Lager finden entweder als reine Gruppenlager oder häufig auch als Stammeslager statt. Stammeslager ermöglichen den Pfadfinder*innen aus dem geschützten Rahmen der kleinen Gruppe heraus das Leben in der Großgruppe kennen zu lernen. Dazu gehört beispielsweise die Rücksichtnahme auf andere Gruppen, das Kennenlernen von Stammesstrukturen sowie die Übernahme von Vorbildfunktionen für Jüngere.“
Fahrt
Wenngleich auch schon in der Pfadfinder*innenstufe kürzere Fahrten am Wochenende oder vom Lagerplatz aus angeboten werden, meist in Form eines Hajks – einer Wanderung mit leichtem Gepäck, häufig mit einer konkreten Aufgabe verbunden, ist die Fahrt eine zentrale Methoden der Ranger*Roverstufe.

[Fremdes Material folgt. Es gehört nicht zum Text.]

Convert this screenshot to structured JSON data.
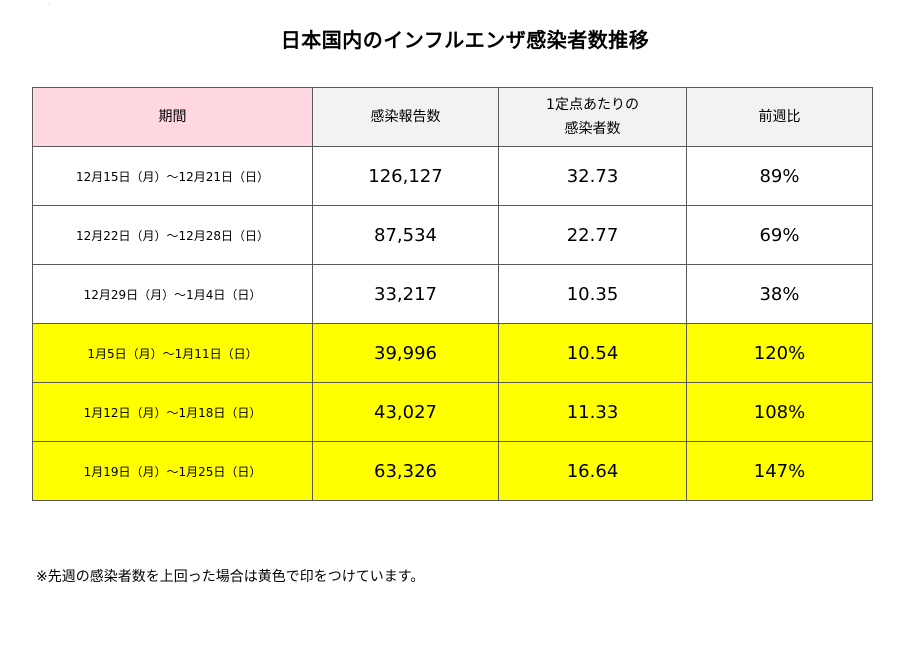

„Eine Fahrt zeichnet sich dadurch aus, dass die Gruppe nicht an einem festen Ort bleibt, sondern unterwegs ist. In der Regel schläft die Gruppe dabei jede Nacht woanders und wo man nächtigt, stellt sich häufig erst im Laufe des Tages heraus. Gruppen auf Fahrt haben anders als auf einem Lager keine Infrastruktur und auch keinen Ausgangspunkt für Programm und Aktionen. Fahrt hat dabei nichts mit ‚fahren‘ zu tun: Eine Gruppe auf Fahrt kann zu Fuß, per Rad, Kanu, Inlineskates, Skiern, Draisine oder auch ganz anders unterwegs sein.
Im Rucksack führt man die nötige Ausrüstung (Zelt, Klamotten, Lebensmittel, Werkzeug) mit sich und hat im besten Fall nur das Nötigste dabei, um das Gewicht so gering wie möglich zu halten.
Noch mehr als auf einem Lager heißt ‚auf Fahrt gehen‘: Die gewohnte Umgebung zu verlassen, neue Horizonte zu entdecken, sich aus eigener Kraft fortbewegen. Auch wenn die Fahrt ein festes Ziel hat, so plant die Gruppe nur von Tag zu Tag, um die Route und die Etappen der aktuellen Situation anzupassen, zum Beispiel aufgrund von Wegsperrungen, Witterungsverhältnissen oder dem Konditionszustand der Teilnehmenden.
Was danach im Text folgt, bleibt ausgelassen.